En arrière plan, devant un mur sombre, d’autres danseurs, plus jeunes, passent et repassent créant ainsi une fresque en mouvement, une sorte de manège vivant. Cette seconde partition vient perturber la lecture du premier tableau. Pourtant, de la même façon, les gestes sont ralentis, freinés. Les corps bougent avec une lenteur déconcertante avant d’être mus par une rythmique forcée. Habillés ou nus, ils apparaissent aussi vite qu’ils disparaissent. Ils se cherchent, se rejoignent parfois, s’unissent, avant de se perdre à nouveau. Les rencontres semblent fugaces. Les ruptures plus longues. En file indienne, seul, par deux, par groupe, ils défilent. Au fil du temps, la course s’accélère. Les cris, les mises à mort, laissent place à la vie. Une vie de fêtes, frénétique, comme si demain n’existait pas.

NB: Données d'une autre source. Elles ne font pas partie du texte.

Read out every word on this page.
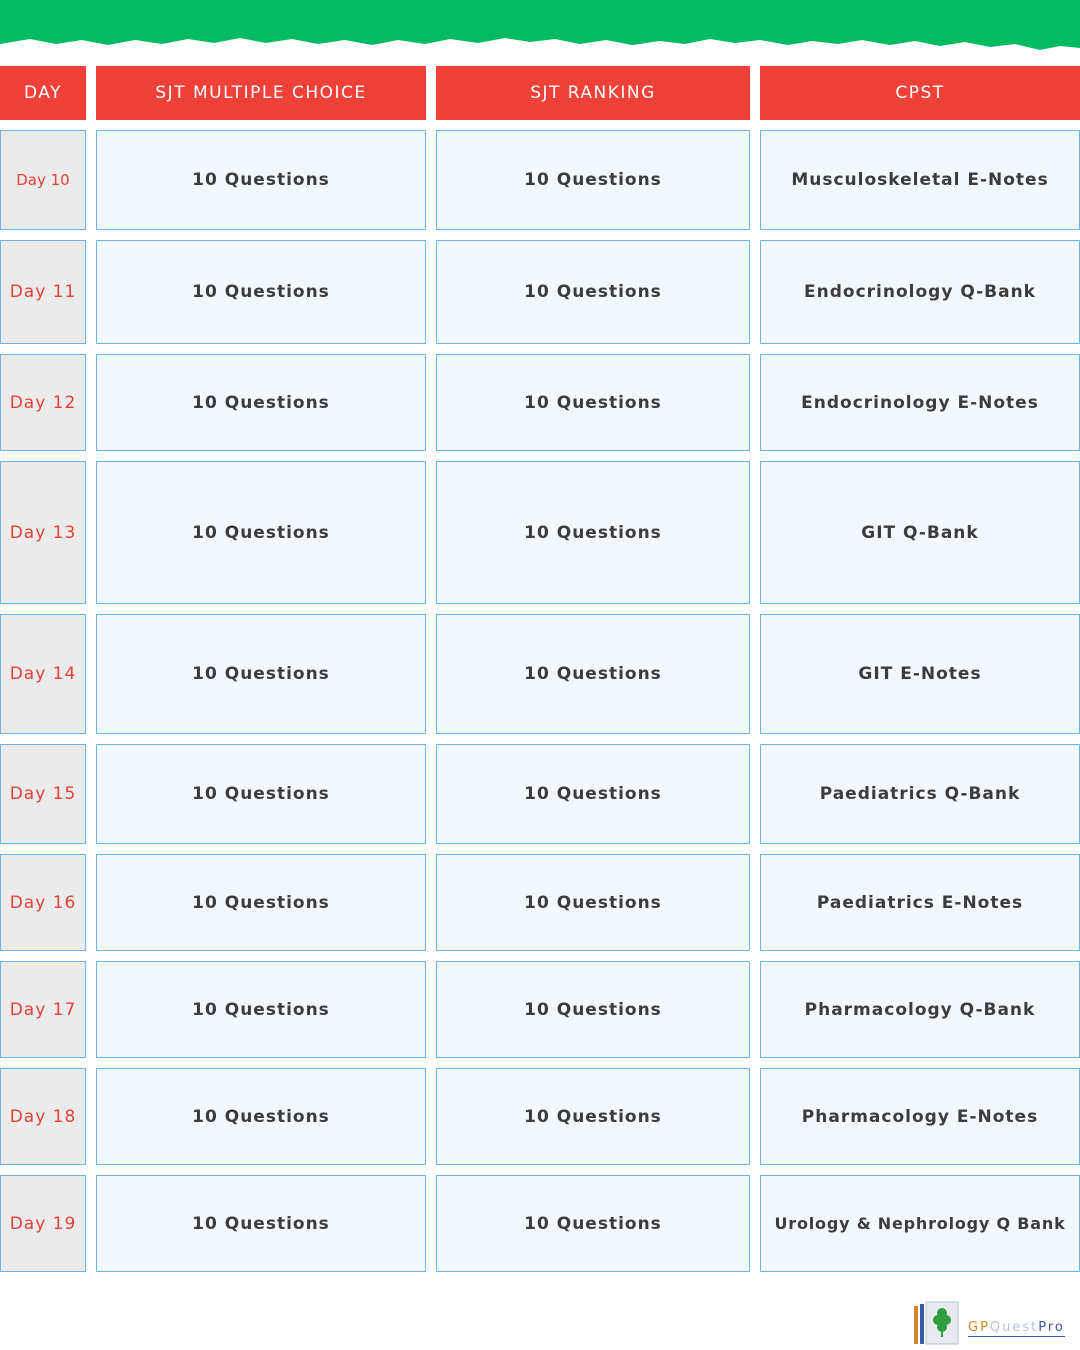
DAY	SJT MULTIPLE CHOICE	SJT RANKING	CPST
Day 10	10 Questions	10 Questions	Musculoskeletal E-Notes
Day 11	10 Questions	10 Questions	Endocrinology Q-Bank
Day 12	10 Questions	10 Questions	Endocrinology E-Notes
Day 13	10 Questions	10 Questions	GIT Q-Bank
Day 14	10 Questions	10 Questions	GIT E-Notes
Day 15	10 Questions	10 Questions	Paediatrics Q-Bank
Day 16	10 Questions	10 Questions	Paediatrics E-Notes
Day 17	10 Questions	10 Questions	Pharmacology Q-Bank
Day 18	10 Questions	10 Questions	Pharmacology E-Notes
Day 19	10 Questions	10 Questions	Urology & Nephrology Q Bank
GPQuestPro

Petit à petit, le pré carré, de notre vieux couple, où les pots de fleurs se multiplient, est envahi par cette horde de danseurs. De leurs mouvements rapides, de leur poursuite effrénée contre le temps à la recherche du corps de l’autre, ils saccagent le lieu paisible, rompent l’harmonie. Hommes, femmes se mélangent. Les gestes deviennent explicites. Tous recherchent le coït d’un moment. Les gestes sont vifs rapides, secs, répétés, la musique aussi. Le son rappelant un vieux charleston s’est évaporé pour devenir plus électronique, plus rythmique. Des voix de femmes se font entendre imposant une accélération de la mécanique. L’effet est envoûtant. Le langage chorégraphique de Thomas Lebrun se fait beau, magnétique, virtuose. Il nous entraîne dans un monde où tristesse et gaité, mort et vie, sont imbriquées, emmêlées magnifiquement. Difficile de ne pas voir dans ce ballet, une évocation d’autres signatures de la danse contemporaines, comme celle de Pina Bausch.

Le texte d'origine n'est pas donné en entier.